Background: Intrathecally administered clonidine increases release of spinal acetylcholine, which may be related to its analgesic action in neuropathic pain. The current study determined the role of spinal muscarinic and nicotinic receptors in the antiallodynic effect of intrathecally administered clonidine in spinal nerve-ligated rats.
Methods: Allodynia was produced in rats by ligation of the left L5-L6 spinal nerves. Mechanical allodynia was determined by application of von Frey filaments to the left hindpaw. The effect of intrathecal injection of saline, two muscarinic receptor antagonists (atropine and scopolamine), and two nicotinic receptor antagonists (mecamylamine and hexamethonium) on the antiallodynic action produced by intrathecal administration of 20 microg clonidine was assessed in six groups of animals. Each group consisted of six to eight rats.

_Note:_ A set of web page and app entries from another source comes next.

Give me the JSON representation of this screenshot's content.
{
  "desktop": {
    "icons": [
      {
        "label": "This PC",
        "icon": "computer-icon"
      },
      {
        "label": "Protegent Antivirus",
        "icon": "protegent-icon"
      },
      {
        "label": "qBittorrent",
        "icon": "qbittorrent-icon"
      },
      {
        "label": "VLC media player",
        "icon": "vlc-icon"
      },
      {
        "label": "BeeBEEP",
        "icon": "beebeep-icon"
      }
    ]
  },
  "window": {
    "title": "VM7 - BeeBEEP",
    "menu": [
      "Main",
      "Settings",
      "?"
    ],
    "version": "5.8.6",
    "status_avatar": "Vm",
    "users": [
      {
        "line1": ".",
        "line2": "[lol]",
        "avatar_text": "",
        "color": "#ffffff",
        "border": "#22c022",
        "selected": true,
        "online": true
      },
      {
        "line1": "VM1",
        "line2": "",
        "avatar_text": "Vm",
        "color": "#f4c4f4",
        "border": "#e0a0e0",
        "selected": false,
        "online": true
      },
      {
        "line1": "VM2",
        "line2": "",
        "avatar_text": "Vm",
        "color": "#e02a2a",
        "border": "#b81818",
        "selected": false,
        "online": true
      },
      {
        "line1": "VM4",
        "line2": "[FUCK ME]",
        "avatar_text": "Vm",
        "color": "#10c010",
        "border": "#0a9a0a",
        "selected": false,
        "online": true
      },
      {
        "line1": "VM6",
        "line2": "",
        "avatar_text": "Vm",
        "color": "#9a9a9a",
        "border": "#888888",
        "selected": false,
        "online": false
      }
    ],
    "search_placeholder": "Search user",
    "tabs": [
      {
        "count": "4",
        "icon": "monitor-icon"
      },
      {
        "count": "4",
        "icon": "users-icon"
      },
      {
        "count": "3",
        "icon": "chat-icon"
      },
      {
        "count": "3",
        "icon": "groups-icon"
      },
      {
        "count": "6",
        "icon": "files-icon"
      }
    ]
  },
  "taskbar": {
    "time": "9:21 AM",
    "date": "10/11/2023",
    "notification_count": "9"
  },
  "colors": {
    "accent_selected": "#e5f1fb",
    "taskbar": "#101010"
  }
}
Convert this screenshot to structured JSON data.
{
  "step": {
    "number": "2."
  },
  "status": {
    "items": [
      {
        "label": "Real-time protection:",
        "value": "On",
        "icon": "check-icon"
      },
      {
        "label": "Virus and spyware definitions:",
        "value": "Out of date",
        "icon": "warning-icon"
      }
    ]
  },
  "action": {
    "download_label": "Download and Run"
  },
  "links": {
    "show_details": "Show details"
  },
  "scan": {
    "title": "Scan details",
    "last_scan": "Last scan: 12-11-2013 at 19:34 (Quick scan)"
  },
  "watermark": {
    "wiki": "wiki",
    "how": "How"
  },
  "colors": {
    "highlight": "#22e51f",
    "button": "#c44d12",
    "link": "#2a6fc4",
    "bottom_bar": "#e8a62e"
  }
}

Results: Intrathecal injection of saline or muscarinic or nicotinic receptor antagonists did not alter the withdrawal thresholds. The antiallodynic effect produced by intrathecally administered clonidine was attenuated in a dose-dependent manner by intrathecal treatment with muscarinic and nicotinic antagonists. Although nicotinic receptor antagonists only partially attenuated the effect of clonidine, blockade of spinal muscarinic receptors almost abolished the antiallodynic effect of clonidine.
Conclusions: These results demonstrate that the analgesic effect of intrathecally administered clonidine on neuropathic pain is mediated by spinal muscarinic and nicotinic receptors. Therefore, this study provides functional evidence that spinally released acetylcholine plays a role in the antiallodynic effect of intrathecally administered clonidine in neuropathic pain.